DF: Ce n'est pas si cher que ça! Si l'on rapporte ce montant à la durée d'utilisation de plusieurs années, les sacs Freitag sont presque une bonne affaire.  

L'année prochaine, votre entreprise fêtera ses trente ans. De nouveaux clients sont-ils arrivés depuis le dernier millénaire? Ou bien Freitag est-il une capsule temporelle qui garde en vie l'esprit des années 1990 chez ceux qui le portent?  

DF: Cela dépend des pays. Sur les principaux marchés d’exportation de Freitag, comme la Corée du Sud, le Japon et la Thaïlande, les clientes et clients sont probablement plus jeunes qu'ici en Suisse.  

Markus Freitag (MF): Si l'on considère tous les produits, nos clients sont certainement plus jeunes. Il s'agit donc de personnes qui, en 1993, si elles étaient déjà nées, ne connaissaient pas encore Freitag. Nous le constatons également à Zurich, notre plus ancien marché où notre marque est de plus en plus portée par des jeunes.  

Ce qui se dit chez les plus jeunes, c’est qu’ils aiment Freitag, mais achètent surtout vos modèles plus petits et moins chers alors que la taille des montres et des lunettes de soleil sont devenus de plus en plus grands au fil des ans. Pourquoi les sacs Freitag plus petits sont-ils à nouveau populaires?  

DF: D'un côté, c'est juste. Mais, de l’autre, de nombreux objets contenus dans les sacs sont devenus plus petits au fil des ans. Des smartphones plus petits, plus d'iPods, des Airpods au lieu d'écouteurs...  

Ou bien les grands sacs sont-ils trop chers pour les jeunes?  

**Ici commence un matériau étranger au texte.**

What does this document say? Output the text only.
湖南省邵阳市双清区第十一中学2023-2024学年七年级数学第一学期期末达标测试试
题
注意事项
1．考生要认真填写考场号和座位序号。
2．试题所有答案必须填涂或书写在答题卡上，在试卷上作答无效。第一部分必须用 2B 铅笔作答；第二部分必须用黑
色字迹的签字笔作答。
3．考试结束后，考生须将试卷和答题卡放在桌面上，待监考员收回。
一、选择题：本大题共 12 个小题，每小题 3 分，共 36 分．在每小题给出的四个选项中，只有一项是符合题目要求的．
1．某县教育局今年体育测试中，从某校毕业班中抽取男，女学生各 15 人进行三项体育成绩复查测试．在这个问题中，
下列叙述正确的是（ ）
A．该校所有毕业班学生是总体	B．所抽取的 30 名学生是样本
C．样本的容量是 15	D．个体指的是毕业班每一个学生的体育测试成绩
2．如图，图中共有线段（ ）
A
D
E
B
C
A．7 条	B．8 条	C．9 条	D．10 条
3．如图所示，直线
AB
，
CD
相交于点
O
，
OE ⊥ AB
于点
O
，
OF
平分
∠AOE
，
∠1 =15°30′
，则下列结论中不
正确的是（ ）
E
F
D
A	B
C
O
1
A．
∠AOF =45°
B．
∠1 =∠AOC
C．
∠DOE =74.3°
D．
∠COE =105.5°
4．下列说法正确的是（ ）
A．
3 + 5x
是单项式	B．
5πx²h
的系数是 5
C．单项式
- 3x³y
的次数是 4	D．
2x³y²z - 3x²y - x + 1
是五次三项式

DF: Nous pensons que c'est plutôt lié à la quantité réduite d'objets que les jeunes emportent avec eux aujourd'hui.  

Comment une entreprise peut-elle rester attractive et pertinente pour son groupe cible pendant trente ans?  

DF: Être hype n'a jamais été notre objectif. On peut travailler sur la pertinence, mais pas la forcer. Nous n'avons pas fait de campagnes d'image coûteuses, mais avons toujours laissé nos produits parler d'eux-mêmes, ils sont notre meilleure publicité. Il y a dix ans, les jeunes portaient des sacs à dos qui leur rappelaient leurs grands-parents...  

Pas bon pour Freitag...  

DF: A cette époque, nous pouvions effectivement moins marquer de points avec nos produits colorés. Maintenant, les années 90 sont de nouveau à la mode, et cela nous aide. C'est l'esprit du temps, et on ne peut pas l'influencer. Mais on peut mettre en avant des aspects de sa propre histoire. Et actuellement, ce ne sont pas seulement les années 90 qui ont le vent en poupe, mais aussi un intérêt croissant pour les biens produits de manière durable.    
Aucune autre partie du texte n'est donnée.